Why is my VM slow?

While there is no easy answer I've found that esxtop is one of the most useful starting points. esxtop is the VMware equivalent to the UNIX top tool. You can invoke it via:

(This post is part of a series on debugging virtual machines on ESX)

While there is no easy answer I've found that esxtop is one of the most useful starting points. esxtop is the VMware equivalent to the UNIX top tool. You can invoke it via:

~ # esxtop

If after running the command if you only see a stream of indecipherable text then hit control-c and make sure to set your term correctly:

export TERM=xterm ~ # esxtop

Things should now look better.

This tool contains a lot of information, and VMware has published several documents and knowledge base articles describing how to use it (unfortunately many of them our now out of date).

I'm not going to provide a full description of all fields, but rather highlight a few interesting views and statistics. For reference you can always press "h" to get to the help screen.

esxtop can be used to gather information on CPU, Memory, Networking, and Storage. When the program is started it show CPU details by default:

vm screenshot 1

or people that have used top before this should look somewhat familiar. The big difference is that _esxtop_provides additional stats so that you can understand utilization of the VM as compared to utilization of the underlying physical host.
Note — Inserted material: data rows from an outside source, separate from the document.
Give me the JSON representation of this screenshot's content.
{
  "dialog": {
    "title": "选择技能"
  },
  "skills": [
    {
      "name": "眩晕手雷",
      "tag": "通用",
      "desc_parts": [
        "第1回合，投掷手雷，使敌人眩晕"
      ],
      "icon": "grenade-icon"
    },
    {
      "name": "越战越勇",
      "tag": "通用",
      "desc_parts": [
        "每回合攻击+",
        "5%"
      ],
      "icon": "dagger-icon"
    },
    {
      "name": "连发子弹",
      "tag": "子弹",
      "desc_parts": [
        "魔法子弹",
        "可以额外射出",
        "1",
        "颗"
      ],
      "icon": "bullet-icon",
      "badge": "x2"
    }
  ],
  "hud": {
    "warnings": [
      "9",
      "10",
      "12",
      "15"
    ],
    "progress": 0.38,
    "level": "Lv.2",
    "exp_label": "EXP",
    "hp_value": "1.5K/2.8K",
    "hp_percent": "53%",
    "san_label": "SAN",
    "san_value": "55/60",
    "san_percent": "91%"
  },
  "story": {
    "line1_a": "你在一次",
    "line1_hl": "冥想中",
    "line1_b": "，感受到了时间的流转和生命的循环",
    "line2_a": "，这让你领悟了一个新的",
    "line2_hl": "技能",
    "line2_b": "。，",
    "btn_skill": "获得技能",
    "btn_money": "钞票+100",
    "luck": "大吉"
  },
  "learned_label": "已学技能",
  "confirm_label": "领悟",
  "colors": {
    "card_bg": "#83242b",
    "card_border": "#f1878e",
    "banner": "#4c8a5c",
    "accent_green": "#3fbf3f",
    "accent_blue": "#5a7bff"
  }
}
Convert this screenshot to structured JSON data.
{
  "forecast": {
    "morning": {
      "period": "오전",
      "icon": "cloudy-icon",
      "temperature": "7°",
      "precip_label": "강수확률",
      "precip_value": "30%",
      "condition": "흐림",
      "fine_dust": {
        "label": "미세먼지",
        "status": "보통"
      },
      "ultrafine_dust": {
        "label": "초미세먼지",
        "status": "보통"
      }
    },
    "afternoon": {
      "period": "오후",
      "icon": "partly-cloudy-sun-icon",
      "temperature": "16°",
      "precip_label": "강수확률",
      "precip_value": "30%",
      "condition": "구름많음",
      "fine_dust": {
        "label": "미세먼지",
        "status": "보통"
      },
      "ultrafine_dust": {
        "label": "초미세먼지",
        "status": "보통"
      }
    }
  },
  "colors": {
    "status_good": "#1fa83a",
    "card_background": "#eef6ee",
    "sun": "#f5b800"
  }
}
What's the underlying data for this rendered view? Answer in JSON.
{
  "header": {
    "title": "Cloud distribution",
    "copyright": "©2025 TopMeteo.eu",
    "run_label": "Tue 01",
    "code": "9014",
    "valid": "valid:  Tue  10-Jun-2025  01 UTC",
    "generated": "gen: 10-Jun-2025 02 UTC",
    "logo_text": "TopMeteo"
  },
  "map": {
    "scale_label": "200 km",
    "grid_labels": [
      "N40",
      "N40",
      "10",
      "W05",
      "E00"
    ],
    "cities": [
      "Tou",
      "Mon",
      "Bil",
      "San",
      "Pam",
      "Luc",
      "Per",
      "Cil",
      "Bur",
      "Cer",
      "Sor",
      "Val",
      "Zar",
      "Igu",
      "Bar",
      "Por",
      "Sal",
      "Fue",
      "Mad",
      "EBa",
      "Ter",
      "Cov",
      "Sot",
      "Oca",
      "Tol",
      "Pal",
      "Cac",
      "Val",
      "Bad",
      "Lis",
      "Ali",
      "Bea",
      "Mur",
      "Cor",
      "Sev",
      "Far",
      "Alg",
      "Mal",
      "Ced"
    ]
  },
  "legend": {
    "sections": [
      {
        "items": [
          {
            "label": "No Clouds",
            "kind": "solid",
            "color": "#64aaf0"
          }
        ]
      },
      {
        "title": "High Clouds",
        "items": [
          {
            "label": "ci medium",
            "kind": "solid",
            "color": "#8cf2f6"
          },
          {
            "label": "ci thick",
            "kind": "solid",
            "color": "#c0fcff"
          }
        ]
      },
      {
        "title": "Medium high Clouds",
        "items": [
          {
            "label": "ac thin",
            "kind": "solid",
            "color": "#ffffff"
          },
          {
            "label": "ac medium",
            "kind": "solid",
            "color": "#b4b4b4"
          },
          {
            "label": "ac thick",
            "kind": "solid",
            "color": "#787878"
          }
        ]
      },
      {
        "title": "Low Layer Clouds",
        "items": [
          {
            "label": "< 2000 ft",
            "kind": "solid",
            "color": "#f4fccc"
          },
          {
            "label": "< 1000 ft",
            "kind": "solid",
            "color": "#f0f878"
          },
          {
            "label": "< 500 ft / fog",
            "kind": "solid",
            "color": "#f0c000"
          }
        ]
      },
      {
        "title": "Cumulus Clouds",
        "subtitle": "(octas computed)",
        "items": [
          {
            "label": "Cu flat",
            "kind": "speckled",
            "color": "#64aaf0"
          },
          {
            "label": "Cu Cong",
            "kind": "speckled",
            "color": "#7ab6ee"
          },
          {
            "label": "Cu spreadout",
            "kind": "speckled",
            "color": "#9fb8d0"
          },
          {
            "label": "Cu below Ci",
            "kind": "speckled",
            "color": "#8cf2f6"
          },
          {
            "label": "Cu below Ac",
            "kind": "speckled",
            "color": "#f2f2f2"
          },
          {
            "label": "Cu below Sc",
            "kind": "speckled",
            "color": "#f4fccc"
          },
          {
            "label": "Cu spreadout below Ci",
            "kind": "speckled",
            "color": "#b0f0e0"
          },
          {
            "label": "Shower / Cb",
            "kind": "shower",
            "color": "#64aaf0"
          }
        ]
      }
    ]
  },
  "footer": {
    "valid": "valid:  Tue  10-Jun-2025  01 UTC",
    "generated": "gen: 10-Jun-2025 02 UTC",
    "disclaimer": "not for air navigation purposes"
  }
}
Using "U" and "R" you can sort the entries by USED (roughly percentage physical CPU time accounted to the world) and RDY (percentage of time that the world was ready to run but not actually on CPU).

Things to look for:

A high USED time indicates that the guest is using a lot of CPU. If the used time is close to 100% it may indicate the VM is CPU bound.

A high RDY time can be an indicator that a VM isn't getting sufficient CPU resources, further investigation of the MLMTD statistic can differentiate between a CPU reservation that is artificially limiting the resources and a system that is overloaded.

A high SWPWT time indicates that the VM is having to spend long periods of time having its memory swapped. This can indicate that the memory reservation is too low or the host is over subscribed.

When looking at a specific VM it can be helpful to limit the output to just the worlds of the VM. This can be done using "l" and "e":

vm screenshot 2

is view shows only the worlds associated with the VM humpty. It's a useful way to examine the WAIT vs VMWAIT percentages. VMWAIT only applies to the vcpu worlds of a VM. The big difference between WAIT and VMWAIT is that VMWAIT does not include IDLE time. This provides an indication of the percentage of time that the VM is blocked
waiting for the hyper-visor to do work.

Memory details:

To see memory details press "m":

vm screenshot 3

The memory view of esxtop allows you to see the total amount of physical memory allocated to each virtual machine. MEMSZ shows the amount of memory the VM has configured, while GRANT shows amount of physical memory currently mapped to the VM.

A few things to look for:

SWCUR shows the total amount of memory currently swapped out for the VM, and SWTGT shows the target amount of memory the hyper-visor is trying to swap. High values here indicate that the VM is swapping, which can lead to degraded performance.

SWR/s, SWW/s LLSWR/s, LLSWW/s will give a breakdown of reads and writes of memory to disk and SSD respectively.

Network details:

To see network details press "n":

vm screenshot 4

This screen is useful for determining the network throughput for virtual switches, VMkernel NICs, and VMs. It is a useful tool for determining if the networking infrastructure is overloaded. A few things to look for:

A high DRPTX indicates packets are being dropped on transmit. Packets may be dropped on transmit due to congestion, queue depth, etc.

A high DRPRX indicates packets being dropped on receive. This may indicate a problem where the guest doesn't have enough CPU to process the incoming networking traffic, the ring for the virtual adapter is too small, or the VMkernel NIC is over subscribed.

Disk device details:

To see disk device details press "u":

vm screenshot 5

This view shows the utilization of the physical host's disk devices and NFS shares. The following statistics are useful:

QUED/USED/LOAD can show if a device is overloaded.

DAVG/cmd KAVG/cmd GAVG/cmd QAVG/cmd are useful statistics to see average latency at various levels (DAVG == device, KAVG == as viewed by the ESX kernel, GAVG == sum of DAVG + KAVG, QAVG == time spent in queues in the storage stack). This can help to indiate if there is a bottleneck at a particular layer.

Storage adapter details:

To see storage adapter details press "d":

vm screenshot 6

This view is very similar to the device view. It can be useful to determine if there is a bottleneck on an adapter as opposed to a specific device.

Virtual disk details:

To see virtual disk details press "v":

vm screenshot 7

This view shows the performance of the virtual disks of a VM. You can unroll a specific VM using "e" to see each disk individually, which allows you to see the read/write latency per virtual disk. Comparing the latency of the virtual disk to the physical device can help narrow down bottlenecks.

Each esxtop screen has a number of options that allow you to further configure the data presented. I'd encourage you to poke around and see what you can find!